La résilience chez les plus vulnérables au Rwanda

Projet finalisé

Pays : Rwanda [voir la carte]

Commanditaire :

Durée : [ - 2014]

Rubrique : Coopération internationale

Militery Ngamata Olivier (2014). Thèse de doctorat, Université de Liège, Gembloux Agro-Bio Tech, 160 pages, 28 tableaux, 20 figures, 2 cartes et 3 photos.

Résumé :

Après la tragédie du génocide perpétré contre les Tutsi en 1994, le gouvernement du Rwanda a élaboré et mis en œuvre différents régimes et interventions dans le secteur de la protection sociale afin de réduire la pauvreté de la population vulnérable et d'atteindre les objectifs du millénaire pour le développement (OMD). Les interventions en matière de protection sociale des personnes pauvres sont considérées comme des moyens de contribution à la croissance économique, à l’intégration des personnes sur le marché du travail, à l’amélioration du développement humain grâce à un meilleur accès à la santé et à l’éducation, et à la réduction de la pauvreté.
Après avoir présenté le contexte et la justification de la recherche ainsi que la méthodologie de collecte des données, ce travail s’est penché, en premier lieu, sur la conceptualisation de la résilience ainsi que sur les concepts connexes.

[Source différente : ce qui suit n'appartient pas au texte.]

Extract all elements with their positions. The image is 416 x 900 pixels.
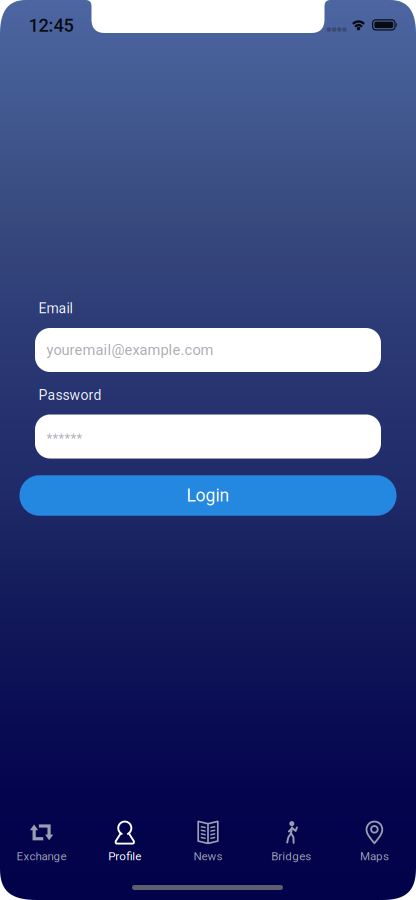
button[interactable]: Exchange	[0, 822, 83, 865]
button[interactable]: Bridges	[250, 822, 333, 865]
staticText: Bridges	[271, 849, 311, 863]
staticText: youremail@example.com	[46, 341, 214, 358]
staticText: Profile	[108, 849, 141, 863]
staticText: Password	[38, 387, 102, 404]
button[interactable]: Maps	[333, 822, 416, 865]
button[interactable]: ******	[35, 414, 381, 458]
staticText: Exchange	[17, 849, 67, 863]
staticText: News	[194, 849, 222, 863]
button[interactable]: Profile	[83, 822, 166, 865]
staticText: 12:45	[28, 15, 74, 36]
staticText: Email	[38, 300, 72, 317]
staticText: Maps	[360, 849, 389, 863]
button[interactable]: Login	[20, 475, 396, 516]
staticText: Login	[186, 485, 230, 506]
staticText: ******	[46, 430, 82, 446]
button[interactable]: youremail@example.com	[35, 328, 381, 372]
button[interactable]: News	[166, 822, 250, 865]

Deuxièmement, elle analyse l’impact de trois programmes de protection développés sur la réduction de la pauvreté des bénéficiaires. Ces programmes comprennent le FARG qui appuie les rescapés du génocide dans le domaine de la scolarisation, de l’accès au logement, aux soins de santé et au financement des activités génératrices de revenus. Le second programme est l’Ubudehe-VUP-2020, qui soutient les ménages les plus pauvres par des transferts financiers directs, la création d’emplois, et l’accès aux services financiers. Un autre programme, nommé « Girinka », a contribué à l'amélioration alimentaire, aux moyens de subsistance et à la fertilité du sol en fournissant une vache laitière aux familles pauvres.
Troisièmement, cette recherche évalue les réalisations de l’association des veuves rescapées du génocide-Agahozo (AVEGA), considérée comme un important « tuteur de résilience ». L’AVEGA s’occupe non seulement des aspects psychiques liés aux drames vécus, mais aussi de la promotion et du développement des activités économiques susceptibles de procurer aux veuves un revenu leur permettant la réinsertion dans la société, tant sur le plan économique que social. C’est ainsi que l’AVEGA mobilise toute une série d’acteurs afin d’aider les veuves à mettre en place des activités génératrices de revenus. Des enquêtes organisées auprès des veuves du génocide ont ciblé en dernier lieu, les plus résilientes. Ces dernières ont eu des appuis, au départ des PPS et de l’AVEGA, pour initier les activités génératrices de revenus. Parmi les activités développées figurent le plus souvent l’agriculture, l’élevage et le commerce.
Globalement, les veuves du génocide enquêtées affichent une appréciation positive envers les appuis des PPS et de l’association AVEGA.